Hanno’s Very Brief Note On Positivism elicited this comment from a reader:

Wouldn’t some positivists avoid a term like “social efficacy”, which sounds like Hart’s approach? Similarly, don’t positivists avoid defining the “necessary” rather than “permissible” content of law? (I.e., positivism allows morals and even “natural law” as content and origin of law, but not as necessarily so.)

Recall that the Alexy triangle consists of three elements, which define the space in which any definition of law can be located:

  • Social efficacy (soziale Wirksamkeit),
  • Proper promulgation (ordnungsgem?ß?¸e Gesetztheit), and
  • Permissible content (inhaltliche Richtigkeit).
It’s correct that some positivist theories would exclude even social efficacy from the definition of law, and look only to proper promulgation. The issue is whether norms that are not either (usually) obeyed or whose violation isn’t (usually) sanctioned can be considered law. One approach is exclude from law properly-promulgated norms that are neither obeyed nor enforced, which equals a requirement of internal consistency more than anything. The other approach is to let the law itself decide whether norms that aren’t socially effective should be considered law: proper promulgation is the only remaining requirement (here is where I would locate Raz).

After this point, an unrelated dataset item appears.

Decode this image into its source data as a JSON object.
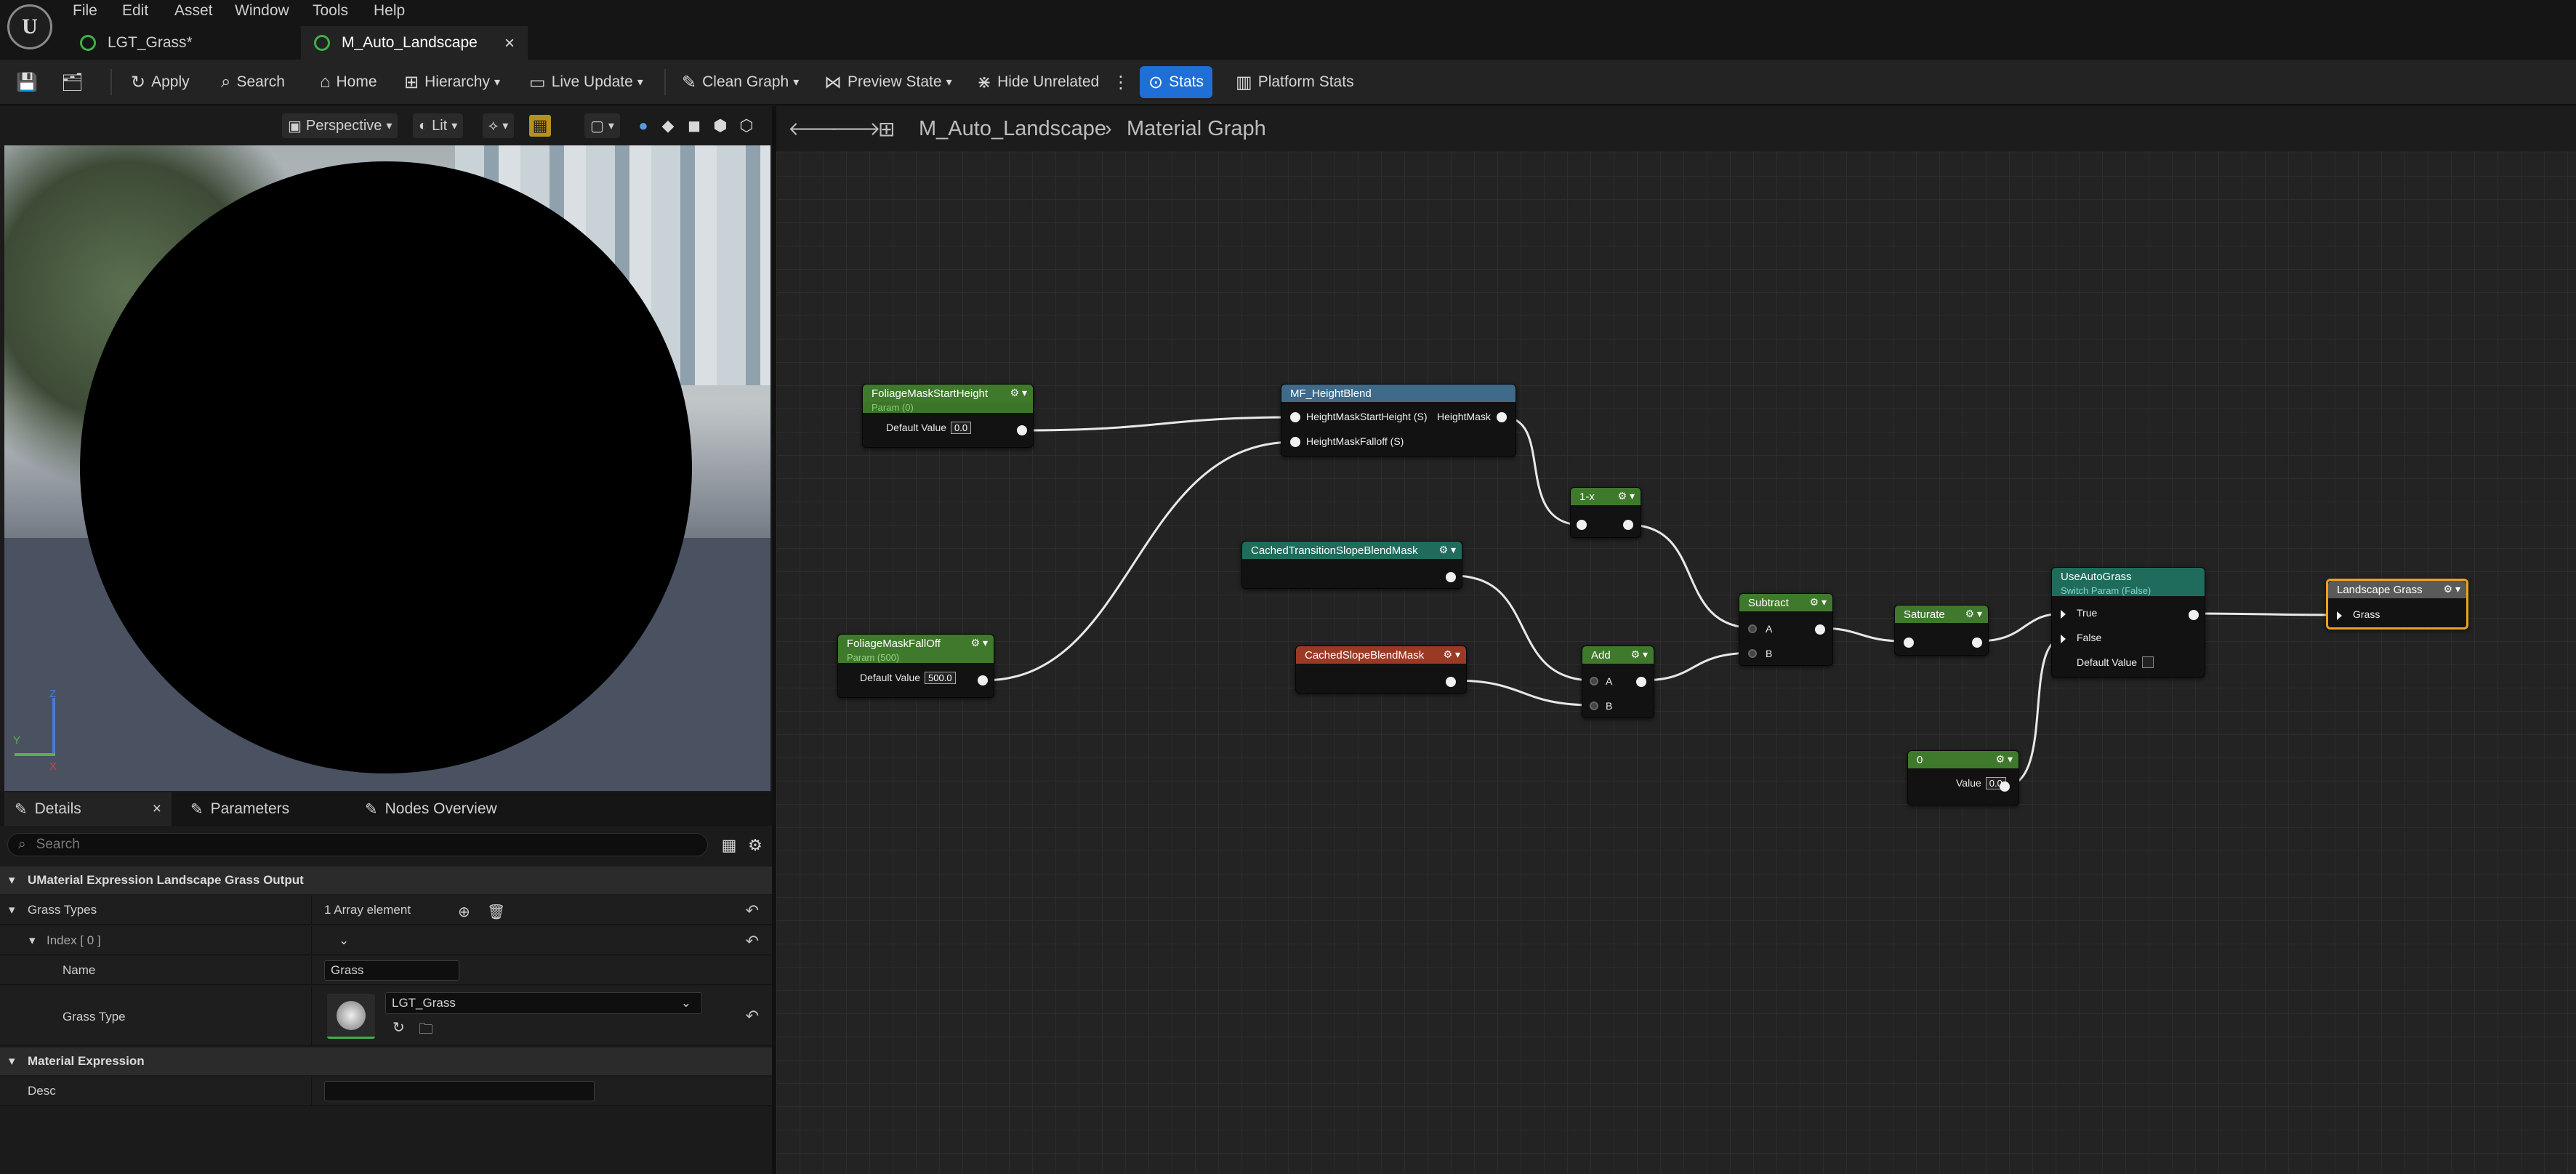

The point is though that positivism must at a minimum exclude the criterion of “permissible content.” A concept of law that excludes some properly-promulgated [and socially effective] norms because of their content, is no longer positivism. The statement that “positivism allows morals and even ‘natural law’ as content and origin of law, but not as necessarily so” is putting the cart before the horse, I think: positivism doesn’t rule out morals or natural law as legal content because that would be equivalent to requiring immoral content. The litmus test for telling a natural-lawyer from a positivist is not “what gets in?” but rather, “what stays out?” The positivist’s reply is: Nothing (as long as the law is properly promulgated [and socially effective]). It is the natural lawyer who will reply that some norms stay out. If you will: one drop of natural law (that is, the willingness to exclude even the smallest class of norms based on their content) will spoil a whole barrel of positivism. The German legal philosopher Gustav Radbruch is good example of a positivist who transmogrified into a natural lawyer by stating that unjust rules good be law, but extreme injustice, even if properly promulgated and socially effective, could not be law.

The issue becomes more complicated once you leave the detached (external) perspective of the professor or sociologist and assume the immediate (internal) perspective of the judge. I have written more about this problem, about Radbruch, and the undesirability of positivism elsewhere, using the example of the East German border guards (who were convicted by the courts of unified Germany, after East Germany and the legal order they protected had collapsed).